Un minuto antes del instante fatal, el cohete abandonaba la atmósfera terrestre. Sesenta segundos después, el planeta Tierra se desintegraba.
Él fue el único superviviente.
Baldomero Dugo Navarro nació el 6 de octubre de 1970, en la población barcelonesa de Montcada i Reixac. Es licenciado en Psicología y diplomado en Relaciones Laborales por la Universitat Autònoma de Barcelona. Aficionado a la literatura desde los 11 años, se ha decantado desde muy joven por el género fantástico y la ciencia-ficción. Aunque ha hecho sus pinitos tanto en poesía como en ensayo, ha cultivado sobre todo el relato breve. Ha publicado en diferentes revistas catalanas, como Cap-pont (revista cultural de Lleida) o Gran Sant Cugat. En 1988 ganó el Premio Cervantes de narrativa organizado por «La Caixa», gracias a un relato de ciencia-ficción titulado «La Genética de la Salvación». Recientemente, ha publicado un libro de relatos titulado «Actualización de Sentimientos».
ESPAÑA
El experimento fracasó miserablemente. Había conseguido modificar su estructura molecular para transformarse en agua, pero era incapaz de revertir el efecto. Se quedó esparcido, entre la mesa del laboratorio y el suelo, mientras sentía que poco a poco, lenta y lastimosamente, partes de su cuerpo se evaporaban.

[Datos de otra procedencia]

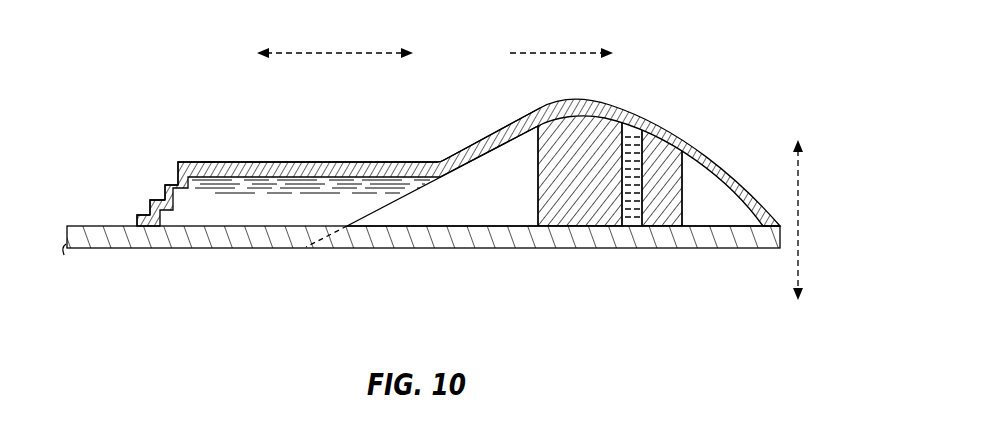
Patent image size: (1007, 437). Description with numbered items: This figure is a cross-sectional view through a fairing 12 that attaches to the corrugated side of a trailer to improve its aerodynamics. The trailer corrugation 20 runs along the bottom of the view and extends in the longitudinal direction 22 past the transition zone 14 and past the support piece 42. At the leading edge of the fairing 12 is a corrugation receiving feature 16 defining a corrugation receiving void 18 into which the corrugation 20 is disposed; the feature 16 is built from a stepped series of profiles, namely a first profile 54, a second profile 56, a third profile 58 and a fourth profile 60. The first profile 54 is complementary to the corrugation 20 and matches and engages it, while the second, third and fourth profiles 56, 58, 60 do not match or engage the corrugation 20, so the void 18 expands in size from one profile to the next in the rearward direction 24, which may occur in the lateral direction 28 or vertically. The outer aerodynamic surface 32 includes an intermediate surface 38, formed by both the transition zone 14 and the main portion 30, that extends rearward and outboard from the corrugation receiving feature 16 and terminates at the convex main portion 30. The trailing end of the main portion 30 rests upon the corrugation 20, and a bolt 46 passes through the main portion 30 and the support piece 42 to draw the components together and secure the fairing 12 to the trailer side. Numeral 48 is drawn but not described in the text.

The fairing 12 is at (668, 128).
The transition zone 14 is at (190, 250).
The corrugation receiving feature 16 is at (330, 162).
The corrugation receiving void 18 is at (270, 212).
The corrugation 20 is at (555, 228).
The longitudinal direction 22 is at (335, 53).
The rearward direction 24 is at (563, 53).
The lateral direction 28 is at (802, 218).
The main portion 30 is at (612, 105).
The aerodynamic surface 32 is at (484, 124).
The intermediate surface 38 is at (450, 158).
The support piece 42 is at (663, 187).
The bolt 46 is at (631, 140).
The top layer corner 48 is at (205, 154).
The first profile 54 is at (138, 222).
The second profile 56 is at (157, 200).
The third profile 58 is at (167, 187).
The fourth profile 60 is at (253, 162).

Javier Mancera Fernández nació en Sevilla, el día de San José de un azaroso año 1981, en el pabellón de San José del antiguo Hospital de la Cruz Roja, pero sus padres decidieron ponerle de nombre Javier. Intrépido lector, retrasó el conseguir su carnet de conducir para poder leer plácidamente en el autobús. Consiguió terminar Ingeniería Informática en un tiempo record para él. Actualmente considera que escribir es lo más divertido que puede hacer sin pagar (y sin que sea considerado pecado por varias religiones).
ARGENTINA
Esmirriada, con destellos de mercurio y gestos de oropel, ingresa Mktlove.
El joven Noja queda azorado; nada de lo que sus ojos registran guarda relación con la promesa publicitaria del ceñovisor.

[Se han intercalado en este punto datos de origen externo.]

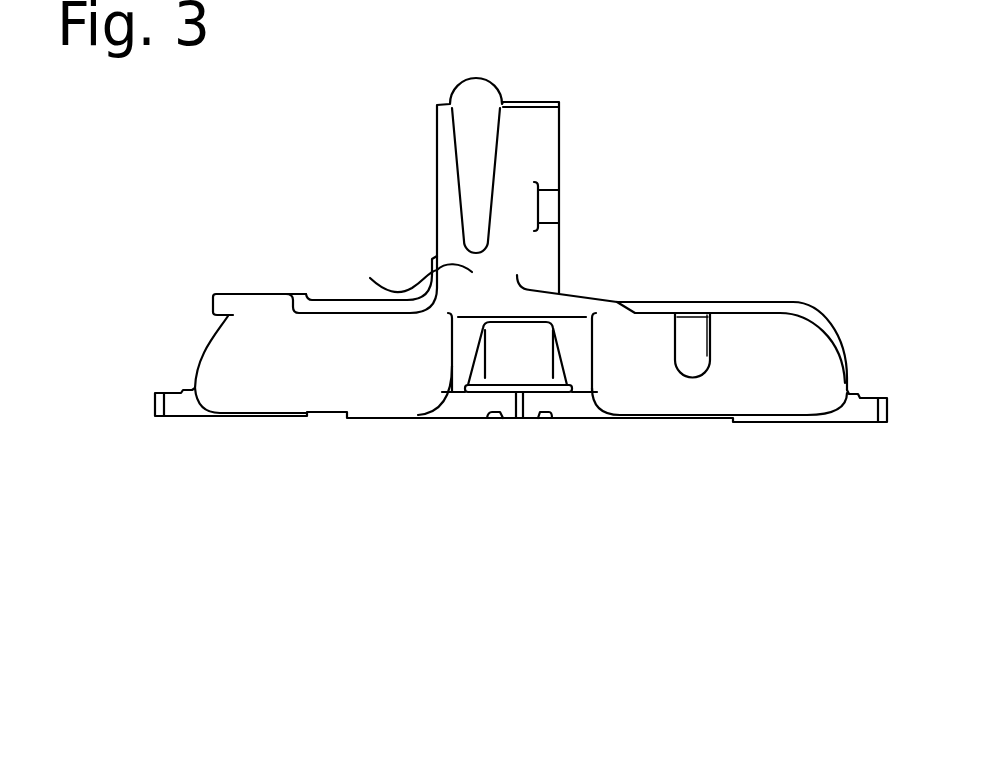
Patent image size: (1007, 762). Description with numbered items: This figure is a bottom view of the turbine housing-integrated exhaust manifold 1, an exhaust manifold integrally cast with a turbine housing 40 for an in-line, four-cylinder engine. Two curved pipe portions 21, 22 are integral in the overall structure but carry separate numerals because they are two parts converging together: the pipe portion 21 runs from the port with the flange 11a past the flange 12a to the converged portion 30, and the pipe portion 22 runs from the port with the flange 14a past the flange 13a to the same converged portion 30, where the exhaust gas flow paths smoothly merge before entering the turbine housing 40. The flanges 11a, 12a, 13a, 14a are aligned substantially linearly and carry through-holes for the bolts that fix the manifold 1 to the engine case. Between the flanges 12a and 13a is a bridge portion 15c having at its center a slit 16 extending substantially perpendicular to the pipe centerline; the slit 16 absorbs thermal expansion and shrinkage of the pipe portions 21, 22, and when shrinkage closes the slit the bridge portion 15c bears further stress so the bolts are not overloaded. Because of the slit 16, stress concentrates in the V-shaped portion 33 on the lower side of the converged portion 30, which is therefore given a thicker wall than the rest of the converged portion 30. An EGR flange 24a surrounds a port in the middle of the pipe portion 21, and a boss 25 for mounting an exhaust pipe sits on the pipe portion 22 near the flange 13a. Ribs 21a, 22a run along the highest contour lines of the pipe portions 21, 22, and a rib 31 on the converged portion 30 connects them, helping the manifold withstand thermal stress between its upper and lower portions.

The turbine housing-integrated exhaust manifold 1 is at (726, 155).
The flange 11a is at (193, 410).
The flange 12a is at (428, 412).
The flange 13a is at (605, 415).
The flange 14a is at (837, 415).
The bridge portion 15c is at (501, 416).
The slit 16 is at (524, 416).
The pipe portion 21 is at (326, 387).
The rib 21a is at (320, 297).
The pipe portion 22 is at (762, 390).
The rib 22a is at (725, 303).
The EGR flange 24a is at (232, 295).
The boss 25 is at (693, 363).
The converged portion 30 is at (412, 269).
The rib 31 is at (565, 300).
The V-shaped portion 33 is at (530, 368).
The turbine housing 40 is at (520, 142).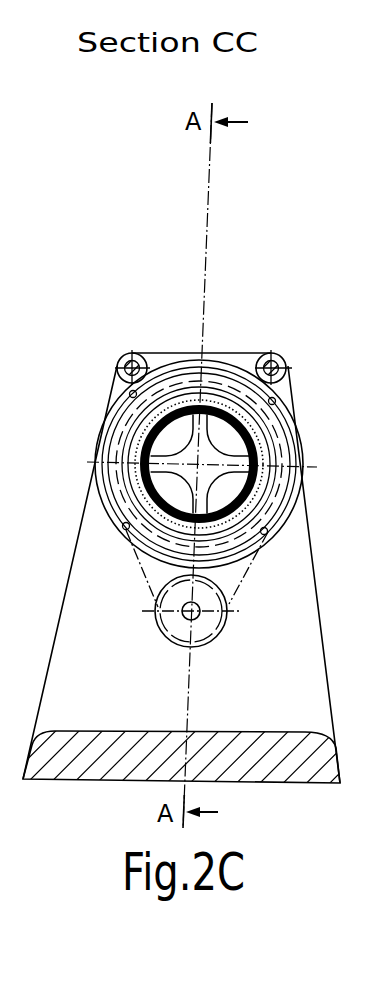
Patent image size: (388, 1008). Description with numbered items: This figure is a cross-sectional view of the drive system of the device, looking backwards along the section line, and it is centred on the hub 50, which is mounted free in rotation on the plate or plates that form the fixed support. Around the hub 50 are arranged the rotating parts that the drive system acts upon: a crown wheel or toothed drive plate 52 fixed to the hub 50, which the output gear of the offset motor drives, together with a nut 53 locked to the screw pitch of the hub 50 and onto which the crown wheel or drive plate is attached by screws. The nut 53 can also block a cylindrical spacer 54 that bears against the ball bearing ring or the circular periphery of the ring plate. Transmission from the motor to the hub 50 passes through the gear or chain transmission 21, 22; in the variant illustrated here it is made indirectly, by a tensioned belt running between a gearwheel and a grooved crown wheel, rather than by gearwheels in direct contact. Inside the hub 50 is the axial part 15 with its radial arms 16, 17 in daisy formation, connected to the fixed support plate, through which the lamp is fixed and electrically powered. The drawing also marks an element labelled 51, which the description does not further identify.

The axial part 15 is at (214, 452).
The radial arm 16 is at (238, 418).
The radial arm 17 is at (247, 512).
The gear or chain transmission 21 is at (200, 627).
The gear or chain transmission 22 is at (240, 578).
The hub 50 is at (154, 464).
The first seal ring 51 is at (48, 545).
The toothed drive plate 52 is at (130, 433).
The nut 53 is at (135, 478).
The cylindrical spacer 54 is at (140, 498).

Mktlove garrapatea sin emitir sonido y se detiene a sus pies. Noja está en su cota cardíaca. Mktlove despega una punta del piso y dibuja una elipse antes de ponerse como una vara. Están frente a frente y la decepción de Noja licua dentro de un destello turquesa, que, mansamente, se va difuminando y deja flotando cientos de hilos turquesas desmadejados en el espacio de la casa cubo. Los hilitos luminosos unen su cuerpo al de Mktlove y por fin puede verla como la vendía su ceñovisor.
Noja quiere tocarla, no puede activar los brazos y las yemas contienen el residuo de sus latidos.

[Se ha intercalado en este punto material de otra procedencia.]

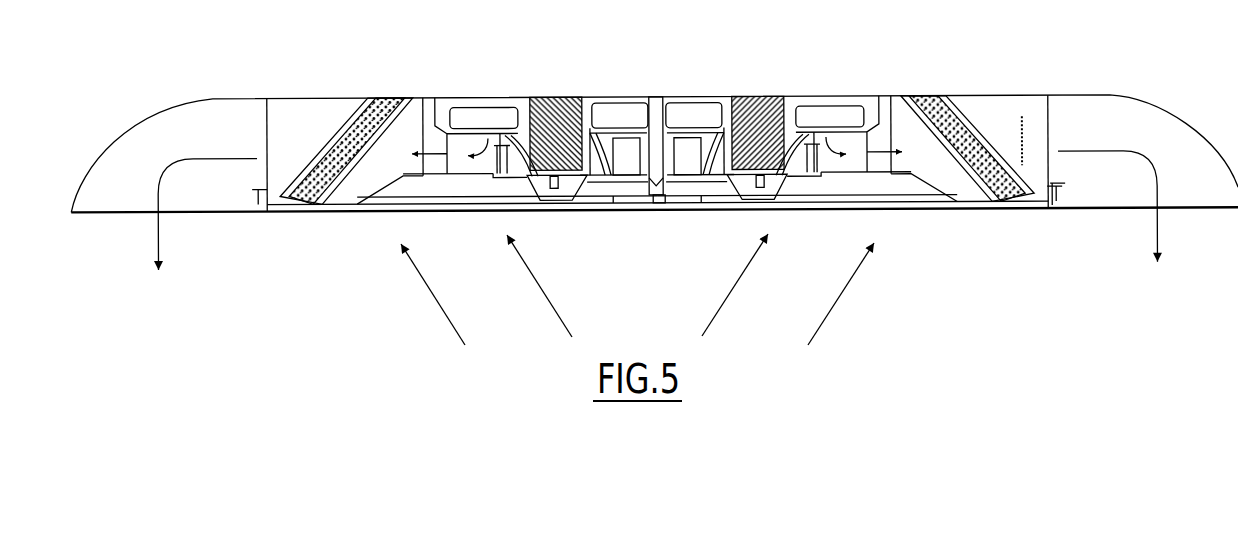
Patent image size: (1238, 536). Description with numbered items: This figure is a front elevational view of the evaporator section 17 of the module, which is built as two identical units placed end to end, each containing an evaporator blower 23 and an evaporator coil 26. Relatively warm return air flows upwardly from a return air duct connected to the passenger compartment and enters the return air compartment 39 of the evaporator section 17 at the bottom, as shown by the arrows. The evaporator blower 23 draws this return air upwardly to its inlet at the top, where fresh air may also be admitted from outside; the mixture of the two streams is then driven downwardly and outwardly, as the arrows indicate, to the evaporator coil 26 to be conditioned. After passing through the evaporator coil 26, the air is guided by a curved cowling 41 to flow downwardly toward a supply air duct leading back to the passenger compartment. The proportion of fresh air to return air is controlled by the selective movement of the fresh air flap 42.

The evaporator section 17 is at (790, 70).
The evaporator blower 23 is at (757, 100).
The evaporator coil 26 is at (978, 134).
The return air compartment 39 is at (886, 199).
The curved cowling 41 is at (490, 110).
The fresh air flap 42 is at (825, 115).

Mkltove mueve los labios: «Soy tus necesidades», y a Noja le afloran cosas que antes no se hubiera imaginado: una Mktwash, una Mktcook, una Mktclean, una Mktbody y el ceñovisor implanta la barra de compra y Noja pestañea un «OK». «Seremos una gran familia. Me haces tan feliz», dice Mktlove y Noja ensopa las córneas y al segundo le entran ganas de una Mkthouse y un Mktcar. Es mucho, mucho para él, encendido por la pasión e imprevistamente, puede liberar sus brazos.
Una centella naranja corta al medio los hilos turquesas y las yemas de los dedos de Noja son diez estallidos cuando toca a Mktlove.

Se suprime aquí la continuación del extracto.